Monday, February 08, 2010

an anonymous verse

once i jumped
there was no looking back
now it envelopes me
carries me through
and in a symbiotic way
i'm its vessel too

Friday, February 05, 2010

on writing and not writing

lately i've been complaining to myself why i don't get to actually writing down what comes to my mind. and as my volume is quite high, many of those around me get to hear these complaints quite clearly. then early morning today, i got some time alone to gather my thoughts and wrote in my diary. now i want to share it with you.

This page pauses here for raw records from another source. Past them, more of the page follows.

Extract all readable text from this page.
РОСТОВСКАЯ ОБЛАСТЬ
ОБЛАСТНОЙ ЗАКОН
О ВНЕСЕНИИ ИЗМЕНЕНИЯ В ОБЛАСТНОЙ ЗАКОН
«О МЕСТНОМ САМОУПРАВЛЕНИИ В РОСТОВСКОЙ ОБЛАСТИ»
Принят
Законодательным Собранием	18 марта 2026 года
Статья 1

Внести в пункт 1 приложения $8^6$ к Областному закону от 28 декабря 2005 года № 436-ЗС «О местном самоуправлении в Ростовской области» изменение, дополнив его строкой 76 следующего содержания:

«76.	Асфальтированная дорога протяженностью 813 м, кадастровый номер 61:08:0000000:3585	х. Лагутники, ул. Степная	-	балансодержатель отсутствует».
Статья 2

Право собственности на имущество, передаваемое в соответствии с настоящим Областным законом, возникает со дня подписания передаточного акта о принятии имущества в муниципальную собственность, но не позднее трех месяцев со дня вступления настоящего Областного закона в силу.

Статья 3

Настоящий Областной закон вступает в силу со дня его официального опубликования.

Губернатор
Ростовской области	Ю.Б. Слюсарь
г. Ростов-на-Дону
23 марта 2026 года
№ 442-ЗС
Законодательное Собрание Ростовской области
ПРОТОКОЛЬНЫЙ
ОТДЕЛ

"am sitting in my room, alone in the house. it is quite. i've opened this journal after a long time. (well, now it's more of a scrap book and less of a journal.) i don't know why i don't write when it pains me so much not to write. thoughts, words, images start forming within my mind the moment i get up. sometimes even before that. perhaps it's plain laziness, a disease that has afflicted me all my life. and when you live with something for so long, you start loving it. now i hush me up by putting laziness on a pedestal and sacrificing many idle moments on her altar. moments, minutes, times that could have been better utilized. but i guess, to be guilty is to be human. maybe the only difference between man and animal is the total absence of guilt in the latter's concious.

perhaps i don't write because of this guilt. maybe its not laziness, but this fear of unraveling myself in front of me. unraveling not in the sense of removing clothes and being ashamed of the sorry state of this physical body, unraveling in the sense of peeling layer after layer of the pretences i've build upon my mental existence.

to write this journal is to know myself, to feel guilty of things i should be doing and am not doing, to feel ashamed at my robot like existence where am human only in the biped, city-living, internet-using, animal-of-a-herd sense. to write is to be the exact opposite of this animal, and still i shy away from it.

maybe, i don't write 'cos i'm lazy, maybe i don't want to come across the human within me."

tell me, dear reader freind, do you also feel the same?